When the Treasury Committee began to look into the matter back in 2001, it heard evidence about what had been happening immediately after 1997. The prudential insurance regulator became concerned about levels of reserves for the guaranteed annuity rate policies in 1997. The Government Actuary's Department subsequently undertook a survey, and it told us in evidence that Equitable Life stood out among all the other life assurance companies. Immediately afterwards, red letters, as they were called, circulated between the Treasury and the company, raising issues about Equitable Life's potential solvency.
Mr. Letwin: The hon. Gentleman has certainly done his homework. Is he really arguing that if his current disquisition leads to a conclusion that all the failures occurred before 1997he knows that I deny that that is the case, but we shall let that be for a momentand if
it emerges that there was both systemic and operational failure before that time, it would affect in any way the issue at stakethe entitlement of current and lost policyholders to possible compensation if there was maladministration? Why does it matter whether the failure occurred before 1997 or afterwards?
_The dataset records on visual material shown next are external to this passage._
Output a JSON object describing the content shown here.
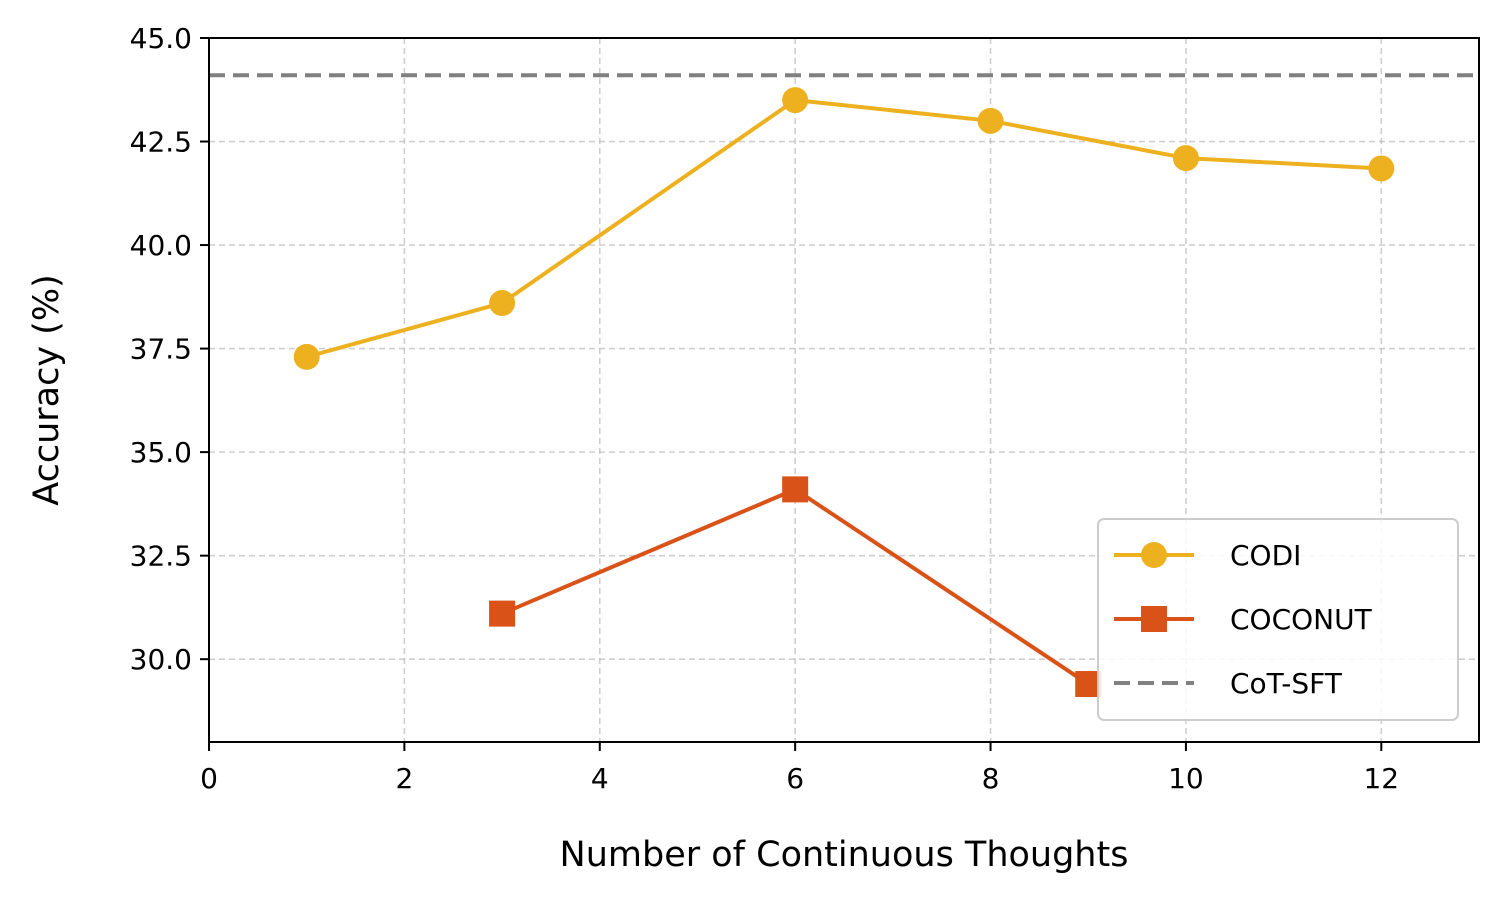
{
  "chart_data": {
    "type": "line",
    "xlabel": "Number of Continuous Thoughts",
    "ylabel": "Accuracy (%)",
    "xlim": [
      0,
      13
    ],
    "ylim": [
      28.0,
      45.0
    ],
    "x_ticks": [
      0,
      2,
      4,
      6,
      8,
      10,
      12
    ],
    "x_tick_labels": [
      "0",
      "2",
      "4",
      "6",
      "8",
      "10",
      "12"
    ],
    "y_ticks": [
      30.0,
      32.5,
      35.0,
      37.5,
      40.0,
      42.5,
      45.0
    ],
    "y_tick_labels": [
      "30.0",
      "32.5",
      "35.0",
      "37.5",
      "40.0",
      "42.5",
      "45.0"
    ],
    "grid": true,
    "legend_position": "lower-right",
    "series": [
      {
        "name": "CODI",
        "color": "#EDB120",
        "marker": "circle",
        "x": [
          1,
          3,
          6,
          8,
          10,
          12
        ],
        "y": [
          37.3,
          38.6,
          43.5,
          43.0,
          42.1,
          41.85
        ]
      },
      {
        "name": "COCONUT",
        "color": "#D95319",
        "marker": "square",
        "x": [
          3,
          6,
          9
        ],
        "y": [
          31.1,
          34.1,
          29.4
        ]
      }
    ],
    "reference_lines": [
      {
        "name": "CoT-SFT",
        "color": "#808080",
        "style": "dashed",
        "y": 44.1
      }
    ]
  }
}
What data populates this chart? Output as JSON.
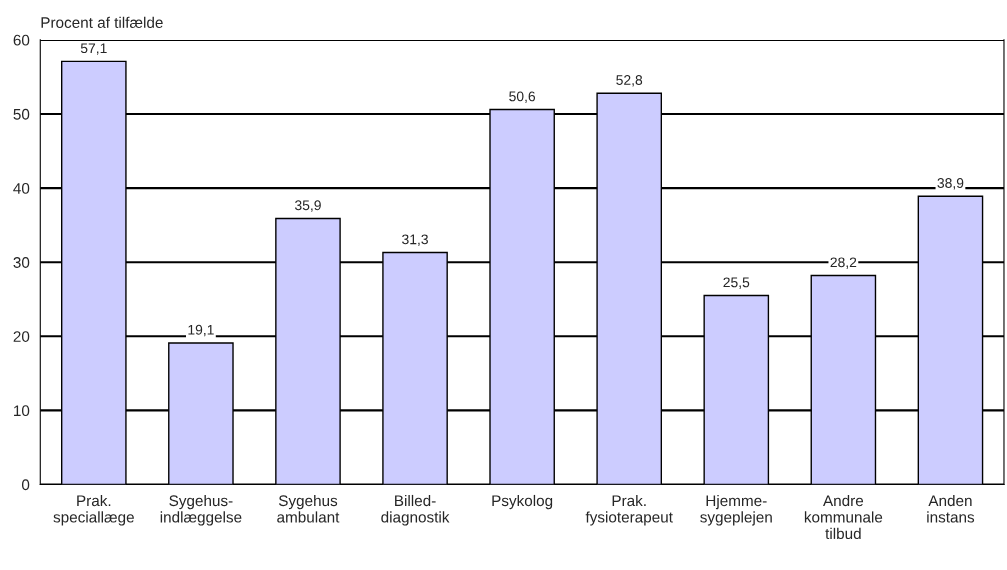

Mr. Plaskitt: What matters is unearthing exactly what happened, and that is what Lord Penrose was asked to do. It is essential to look at the totality of his findings, and he helps us to do so by standing back in the final chapter of the report, having looked in detail at events that took place over many years, and asking what basic conclusion one can draw about the causes of the problem. He says, as we know, that the company was first and foremost the architect of its own misfortune, and regulatory system failure played a secondary role.
Mr. Letwin: Why does it matter when that took place? If the hon. Gentleman is making a serious argument about the possible rights of policyholders, is it not incumbent on him to address the question of whether the failure was partly operational, as the hon. Member for Twickenham (Dr. Cable) and I have amply shown is demonstrated in the report? Why does the date matter to the hon. Member for Warwick and Leamington (Mr. Plaskitt)other than as a party political point?
Mr. Plaskitt: I am not making a party political point at all. I am trying to extract from the dense, 800 page-plus Penrose report the essence of its findings, because that is what my constituents and the constituents of other right hon. and hon. Members affected by the affair want to know. They want to know what happened and how it happened.
Mr. Harry Barnes (North-East Derbyshire) (Lab): Surely the question to which our constituents, including the 50 who have been in touch with my hon. Friend, want an answer is: what is to be done now? It is important to understand the analysis and accept that the Conservatives and Equitable Life were to blame, but now we must decide what is to be done to get out of the mess that other people have created. There are avenues available to the Government that might assist with that process.